The simple analysis of this circuit considers the diode internal resistance, Rd, vs the load resistance, R1. This ratio determines the ratio for charge/discharge time constants. The value of C scales both of these ratios to achieve the actual times.
charge T1=C * Rd vs. discharge T2=C * R1
By design, the discharge rate is slow by choosing T2 >> 1/f
Below the diode and load R are chosen to have a ratio of decay to rise time of 10k/10= 1000.
simulate this circuit – Schematic created using CircuitLab
But we must also consider the added series resistance in the loop from the Source, Rs and the Capacitor ESR. Generally ultra-low ESR e-caps have an ESR*C=T<10us and ceramic <<100ns but also depends on size and voltage rating which also affects the Self Resonant Freq of the cap, normally not an issue in this circuit.

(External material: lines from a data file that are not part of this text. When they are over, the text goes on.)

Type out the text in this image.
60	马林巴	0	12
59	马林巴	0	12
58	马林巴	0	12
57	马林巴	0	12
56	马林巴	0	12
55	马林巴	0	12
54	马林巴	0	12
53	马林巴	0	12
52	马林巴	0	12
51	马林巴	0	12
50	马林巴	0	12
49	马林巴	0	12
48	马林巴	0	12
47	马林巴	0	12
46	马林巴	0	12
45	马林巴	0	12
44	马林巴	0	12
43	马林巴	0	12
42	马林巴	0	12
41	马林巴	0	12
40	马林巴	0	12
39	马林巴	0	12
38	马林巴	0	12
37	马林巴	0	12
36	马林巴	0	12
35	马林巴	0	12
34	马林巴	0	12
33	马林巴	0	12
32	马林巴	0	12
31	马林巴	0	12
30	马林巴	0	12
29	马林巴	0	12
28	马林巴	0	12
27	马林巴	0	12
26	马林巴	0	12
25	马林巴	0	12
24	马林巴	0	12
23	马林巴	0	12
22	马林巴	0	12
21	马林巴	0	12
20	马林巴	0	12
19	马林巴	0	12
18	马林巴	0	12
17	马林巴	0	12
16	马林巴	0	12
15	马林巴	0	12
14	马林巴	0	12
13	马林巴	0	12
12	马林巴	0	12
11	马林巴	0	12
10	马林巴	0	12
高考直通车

The diode Rs is the incremental resistance of Vf at some charging current Rs=ΔVf/ΔIf. I know from experience this Rs is usually same or less than it's Power Rating so a 100mW diode would be approx 10 Ω (ballpark) and a 1W diode < 1 Ω. The higher peak currents may drop this to Rs=1/4Pd. This applies to most diodes.
Thus charge time above becomes T1=C*(Rs+ESR+Rd)
But if R1 becomes too large then the cap & diode reverse bias leakage currents must be converted to some equivalent resistance, usually > 100k but again depends on each part datasheet specs, such as Schottky diodes leak more than Silicon yet have a lower Vf.